In a yet more uncharacteristic move, the commission has introduced an unemployment reinsurance scheme—Support to Mitigate Unemployment Risks in an Emergency (SURE)—which is to be financed through bonds issued by the EU itself. The scheme is to supply aid to areas that have been hit hardest, by providing reinsurance to state-financed income-support programmes for workers affected by the crisis.

These developments are uncharacteristic as they go against the reputation that the core EU bodies have acquired as being in thrall to neoliberal globalisation—a reputation developed in the course of at least two decades of ‘structural adjustment’ policies of labour-market deregulation and pressures to cut public expenditure. Such policies had been adopted for the sake of increasing the union’s ‘competitiveness’ in the global economy, since member states vouched, in the Lisbon strategy of 2000 (and its subsequent iterations), to make Europe ‘the most competitive and dynamic knowledge-based economy in the world’. [...]

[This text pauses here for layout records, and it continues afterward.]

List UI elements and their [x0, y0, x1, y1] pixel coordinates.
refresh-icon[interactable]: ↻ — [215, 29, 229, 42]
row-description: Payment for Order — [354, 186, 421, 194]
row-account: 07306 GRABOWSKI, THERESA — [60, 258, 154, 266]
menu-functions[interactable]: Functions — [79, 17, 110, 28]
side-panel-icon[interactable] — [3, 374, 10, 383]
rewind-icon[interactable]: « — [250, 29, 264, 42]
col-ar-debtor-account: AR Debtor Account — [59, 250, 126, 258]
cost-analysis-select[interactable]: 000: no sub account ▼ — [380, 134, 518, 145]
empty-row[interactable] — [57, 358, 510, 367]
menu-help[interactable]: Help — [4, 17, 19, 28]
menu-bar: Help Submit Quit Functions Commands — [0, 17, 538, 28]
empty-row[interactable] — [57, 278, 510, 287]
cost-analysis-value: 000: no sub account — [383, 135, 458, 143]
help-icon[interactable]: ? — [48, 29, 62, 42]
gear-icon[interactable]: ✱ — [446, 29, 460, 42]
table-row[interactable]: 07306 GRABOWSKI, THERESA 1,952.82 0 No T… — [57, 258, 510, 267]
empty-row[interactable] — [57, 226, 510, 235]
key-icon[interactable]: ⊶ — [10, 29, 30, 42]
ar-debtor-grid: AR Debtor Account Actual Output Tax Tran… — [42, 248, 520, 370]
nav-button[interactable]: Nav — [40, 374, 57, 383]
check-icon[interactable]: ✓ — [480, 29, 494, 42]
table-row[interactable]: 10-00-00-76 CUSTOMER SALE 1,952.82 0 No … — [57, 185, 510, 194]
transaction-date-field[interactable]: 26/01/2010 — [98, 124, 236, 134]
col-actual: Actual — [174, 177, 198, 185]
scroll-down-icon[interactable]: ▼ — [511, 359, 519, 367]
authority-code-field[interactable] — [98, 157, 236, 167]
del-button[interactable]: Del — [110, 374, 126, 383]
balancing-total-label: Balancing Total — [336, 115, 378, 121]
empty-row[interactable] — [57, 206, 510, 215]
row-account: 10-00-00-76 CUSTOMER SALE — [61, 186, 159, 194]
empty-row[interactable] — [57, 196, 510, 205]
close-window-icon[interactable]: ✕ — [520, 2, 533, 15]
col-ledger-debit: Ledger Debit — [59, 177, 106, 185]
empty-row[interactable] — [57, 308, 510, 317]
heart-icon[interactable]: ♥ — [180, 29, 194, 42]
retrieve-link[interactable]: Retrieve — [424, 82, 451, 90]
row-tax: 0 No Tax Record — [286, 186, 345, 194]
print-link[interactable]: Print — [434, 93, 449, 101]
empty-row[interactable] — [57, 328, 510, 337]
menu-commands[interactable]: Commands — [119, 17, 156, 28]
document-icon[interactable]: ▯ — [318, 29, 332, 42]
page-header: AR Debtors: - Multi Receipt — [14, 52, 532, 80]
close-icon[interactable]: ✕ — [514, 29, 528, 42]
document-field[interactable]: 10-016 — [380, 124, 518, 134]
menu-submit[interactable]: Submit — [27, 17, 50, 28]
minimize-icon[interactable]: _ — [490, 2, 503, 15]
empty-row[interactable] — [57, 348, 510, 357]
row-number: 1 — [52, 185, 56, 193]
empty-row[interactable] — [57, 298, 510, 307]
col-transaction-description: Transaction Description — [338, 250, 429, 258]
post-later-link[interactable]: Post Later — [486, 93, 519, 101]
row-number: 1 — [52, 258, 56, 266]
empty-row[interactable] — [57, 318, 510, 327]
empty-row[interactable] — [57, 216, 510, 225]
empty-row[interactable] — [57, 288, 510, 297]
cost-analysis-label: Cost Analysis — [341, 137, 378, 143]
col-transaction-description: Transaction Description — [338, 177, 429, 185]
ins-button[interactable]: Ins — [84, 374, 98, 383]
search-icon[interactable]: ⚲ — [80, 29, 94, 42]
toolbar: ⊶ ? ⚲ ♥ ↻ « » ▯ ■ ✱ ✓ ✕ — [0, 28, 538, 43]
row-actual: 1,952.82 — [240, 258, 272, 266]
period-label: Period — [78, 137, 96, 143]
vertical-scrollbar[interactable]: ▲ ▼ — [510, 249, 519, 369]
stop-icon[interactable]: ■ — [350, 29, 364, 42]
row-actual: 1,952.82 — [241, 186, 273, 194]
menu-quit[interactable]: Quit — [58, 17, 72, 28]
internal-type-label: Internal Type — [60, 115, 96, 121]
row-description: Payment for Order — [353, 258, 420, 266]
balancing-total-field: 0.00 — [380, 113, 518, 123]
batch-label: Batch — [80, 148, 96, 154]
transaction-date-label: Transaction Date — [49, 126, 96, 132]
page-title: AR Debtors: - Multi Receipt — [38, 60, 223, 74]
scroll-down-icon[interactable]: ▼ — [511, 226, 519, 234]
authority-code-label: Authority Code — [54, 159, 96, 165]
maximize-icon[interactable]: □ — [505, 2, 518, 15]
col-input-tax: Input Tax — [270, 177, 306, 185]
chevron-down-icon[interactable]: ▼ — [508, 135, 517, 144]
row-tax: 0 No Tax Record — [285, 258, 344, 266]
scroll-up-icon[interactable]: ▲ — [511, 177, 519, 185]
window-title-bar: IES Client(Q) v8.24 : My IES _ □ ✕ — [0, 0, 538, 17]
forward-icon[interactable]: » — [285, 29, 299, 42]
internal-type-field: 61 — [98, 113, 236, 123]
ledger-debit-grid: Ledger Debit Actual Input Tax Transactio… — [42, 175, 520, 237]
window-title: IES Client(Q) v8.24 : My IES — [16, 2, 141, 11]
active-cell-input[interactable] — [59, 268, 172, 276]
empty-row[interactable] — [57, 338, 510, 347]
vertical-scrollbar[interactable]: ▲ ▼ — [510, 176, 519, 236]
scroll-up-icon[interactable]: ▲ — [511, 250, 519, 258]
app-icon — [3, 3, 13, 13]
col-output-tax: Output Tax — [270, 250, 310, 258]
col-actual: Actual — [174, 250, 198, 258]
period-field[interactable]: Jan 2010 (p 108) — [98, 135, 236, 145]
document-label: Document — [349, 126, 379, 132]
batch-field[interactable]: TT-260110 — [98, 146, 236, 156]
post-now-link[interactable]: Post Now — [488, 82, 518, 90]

This not only goes beyond the idea of ensuring a level playing-field among the member states, which has long been the raison d’être of the EU governing institutions. It also surpasses the minimalist idea of social justice as a matter of wealth distribution from the wealthy to the poor. It is signalling a move towards something more ambitious—building a robust public sector at the heart of a revived welfare state. This time, a trans-European one.